Achraf Hakimi renvoyé en procès pour viol

Le footballeur international marocain Achraf Hakimi, actuellement au Paris Saint-Germain (PSG), a été renvoyé en procès par le parquet de Paris dans une affaire de viol présumé. Une étape judiciaire importante qui ouvre la voie à une procédure pénale formelle.

FAITS DIVERS

Baptiste Hiret

Une mise en examen confirmée

L’arrière droit du Paris Saint-Germain et international marocain, Achraf Hakimi, a été renvoyé en correctionnelle pour des faits de viol présumés. L’information a été confirmée par le parquet de Paris, après que les investigations ont jugé suffisantes les éléments recueillis pour poursuivre l’affaire devant un tribunal.

Les faits reprochés remontent à Janvier 2023, à Paris, lorsqu’une femme avait déclaré s'être faite violer mais sans porter plainte. Achraf Hakimi avait été en examen avant d’être placé sous contrôle judiciaire.

Vers un procès pénal

Le renvoi devant la cour correctionnelle signifie que la justice estime que des charges suffisantes existent pour que l’affaire soit jugée. Achraf Hakimi sera désormais jugé pour « viol », selon les qualifications retenues par le parquet.

Le calendrier précis de l’audience n’a pas encore été fixé, mais la procédure va entrer dans une phase active de débats et de confrontations d’éléments à charge et à décharge.

Le contexte médiatique et sportif

L’affaire avait suscité une large couverture médiatique depuis les premières révélations, en raison du statut de Hakimi comme l’un des joueurs les plus en vue du football européen. Sa carrière au PSG, son rôle au sein de l’équipe nationale du Maroc et son image publique ont été placés sous la loupe depuis l’ouverture de l’enquête.
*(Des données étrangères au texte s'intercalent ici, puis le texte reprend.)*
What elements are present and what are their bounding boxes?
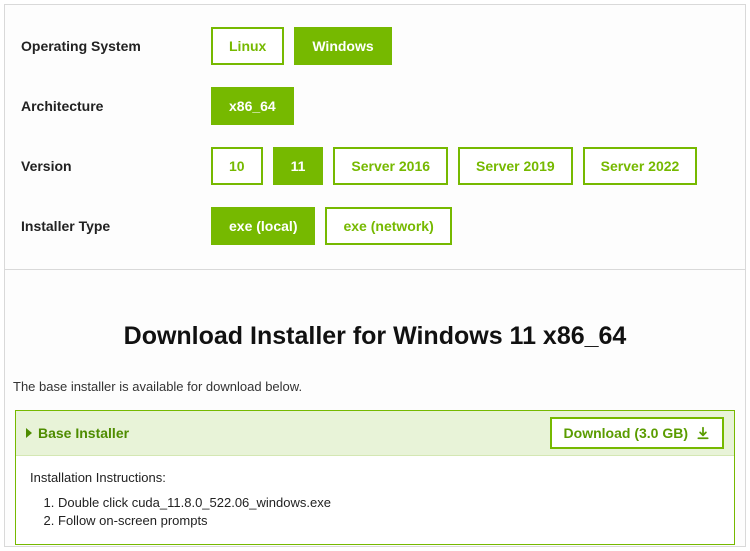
options-installer-type: exe (local) exe (network) [211,207,452,245]
options-architecture: x86_64 [211,87,294,125]
base-installer-header[interactable]: Base Installer Download (3.0 GB) [16,411,734,456]
row-operating-system: Operating System Linux Windows [21,27,735,65]
option-server-2019[interactable]: Server 2019 [458,147,573,185]
base-installer-body: Installation Instructions: Double click … [16,456,734,544]
instructions-list: Double click cuda_11.8.0_522.06_windows.… [44,495,720,528]
chevron-right-icon [26,428,32,438]
option-exe-network[interactable]: exe (network) [325,207,451,245]
base-installer-label-text: Base Installer [38,425,129,441]
label-operating-system: Operating System [21,38,211,54]
label-architecture: Architecture [21,98,211,114]
download-button-label: Download (3.0 GB) [564,425,688,441]
option-windows[interactable]: Windows [294,27,391,65]
option-10[interactable]: 10 [211,147,263,185]
label-installer-type: Installer Type [21,218,211,234]
option-x86-64[interactable]: x86_64 [211,87,294,125]
option-server-2022[interactable]: Server 2022 [583,147,698,185]
target-selectors-panel: Operating System Linux Windows Architect… [5,5,745,269]
download-button[interactable]: Download (3.0 GB) [550,417,724,449]
instruction-step: Double click cuda_11.8.0_522.06_windows.… [58,495,720,510]
instructions-title: Installation Instructions: [30,470,720,485]
options-operating-system: Linux Windows [211,27,392,65]
options-version: 10 11 Server 2016 Server 2019 Server 202… [211,147,697,185]
option-linux[interactable]: Linux [211,27,284,65]
download-title: Download Installer for Windows 11 x86_64 [9,322,741,351]
download-icon [696,426,710,440]
base-installer-panel: Base Installer Download (3.0 GB) Install… [15,410,735,545]
download-section: Download Installer for Windows 11 x86_64… [5,270,745,545]
download-subtitle: The base installer is available for down… [13,379,741,394]
row-architecture: Architecture x86_64 [21,87,735,125]
label-version: Version [21,158,211,174]
row-version: Version 10 11 Server 2016 Server 2019 Se… [21,147,735,185]
option-11[interactable]: 11 [273,147,324,185]
instruction-step: Follow on-screen prompts [58,513,720,528]
option-server-2016[interactable]: Server 2016 [333,147,448,185]
page-frame: Operating System Linux Windows Architect… [4,4,746,547]
option-exe-local[interactable]: exe (local) [211,207,315,245]
row-installer-type: Installer Type exe (local) exe (network) [21,207,735,245]
base-installer-label: Base Installer [26,425,129,441]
Le club n’a pas publié de communiqué officiel détaillé sur cette décision de renvoi en procès, se contentant dans un premier temps d’assurer qu’il suivrait l’évolution de la procédure judiciaire.

Un procès à venir

Le renvoi en procès représente une étape majeure dans l’affaire, qui pourrait durer plusieurs mois avant qu’une décision judiciaire ne soit rendue.

Dans l’attente du procès, la mise en œuvre du droit à la présomption d’innocence reste au cœur de la communication autour du dossier, même si l’impact médiatique est déjà important.